Good managers are receptive. They are open to a range of different kinds of information, options, and ideas, and recognize the importance and power of broad understanding. So they seek out this range of input to improve their own management capacity. By inspiring transparent and fluid communications based on mutual respect and trust, they encourage a pragmatic appreciation of complexity and uncertainty among their staff and stakeholders.

Good managers are also sagacious. They are perceptive, discerning, and tactful in the way they develop strategies and partnerships, resolve conflicts, and facilitate negotiations. They base their decisions on the fruits of their receptiveness and they adapt their approaches in a sensible and rational way, based on an understanding of priorities and an analysis of a variety of alternatives.


Doug Yurick

Chief, Marine Program Unit, Parks Canada. Yurick coordinates work to establish new national marine conservation areas for Parks Canada as well as other activities in support of the program.

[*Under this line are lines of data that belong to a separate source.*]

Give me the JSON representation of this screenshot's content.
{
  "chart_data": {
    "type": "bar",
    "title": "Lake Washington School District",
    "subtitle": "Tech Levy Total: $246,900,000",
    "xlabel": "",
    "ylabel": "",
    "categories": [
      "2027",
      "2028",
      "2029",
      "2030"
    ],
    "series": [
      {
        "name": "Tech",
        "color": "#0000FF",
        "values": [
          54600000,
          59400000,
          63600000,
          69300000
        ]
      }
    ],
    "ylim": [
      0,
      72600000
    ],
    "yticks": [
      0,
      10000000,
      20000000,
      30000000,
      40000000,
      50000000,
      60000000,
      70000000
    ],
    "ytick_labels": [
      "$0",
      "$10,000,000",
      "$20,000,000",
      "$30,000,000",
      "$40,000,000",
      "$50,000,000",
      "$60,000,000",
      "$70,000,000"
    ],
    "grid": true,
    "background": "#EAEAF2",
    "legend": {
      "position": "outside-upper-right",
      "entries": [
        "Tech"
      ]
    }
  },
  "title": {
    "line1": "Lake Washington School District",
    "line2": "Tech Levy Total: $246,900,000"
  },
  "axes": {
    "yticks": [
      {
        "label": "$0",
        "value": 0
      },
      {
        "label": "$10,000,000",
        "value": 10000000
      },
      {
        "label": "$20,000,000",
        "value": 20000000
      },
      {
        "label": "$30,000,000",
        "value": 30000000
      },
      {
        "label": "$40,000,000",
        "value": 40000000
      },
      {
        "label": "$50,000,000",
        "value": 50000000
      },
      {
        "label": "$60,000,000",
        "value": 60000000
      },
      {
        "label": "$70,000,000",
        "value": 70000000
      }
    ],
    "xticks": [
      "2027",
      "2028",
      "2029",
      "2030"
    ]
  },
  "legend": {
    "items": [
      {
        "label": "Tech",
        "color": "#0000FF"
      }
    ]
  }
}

Management of an MPA should focus clearly on achieving stated goals and objectives. The successful MPA manager recognizes that to achieve this result, a foremost requirement is to maintain open dialogue with partner agencies and stakeholders in order to obtain consensus on the wide array of management and planning issues that will affect his or her ability to achieve success. Accordingly, strong interpersonal, communication, and negotiating skills are of fundamental importance.

As well, the successful manager should possess a comprehensive understanding of MPA management principles and issues – including those ecological, socioeconomic and cultural considerations relevant to his or her site, with most of these extending beyond the MPA into adjacent waters, lands, and communities. Such awareness must not be static but adaptable to changing circumstances, as must be the MPA management that it will inform.


BOX: Management integrity

In an essay in our February 2001 issue (MPA News 2:7), Graeme Kelleher, a senior advisor to the IUCN World Commission on Protected Areas, described lessons learned from the successful management of MPAs. Kelleher offered the following lesson for managers:

“The most important attribute of an MPA manager is integrity. Many managers have made the mistake of believing that they can fool some of the people some (or even all) of the time. The consequence of this is that the manager appears to win a series of battles, but he or she loses the war because of the accumulation of loss of trust. This eventually leads to failure.”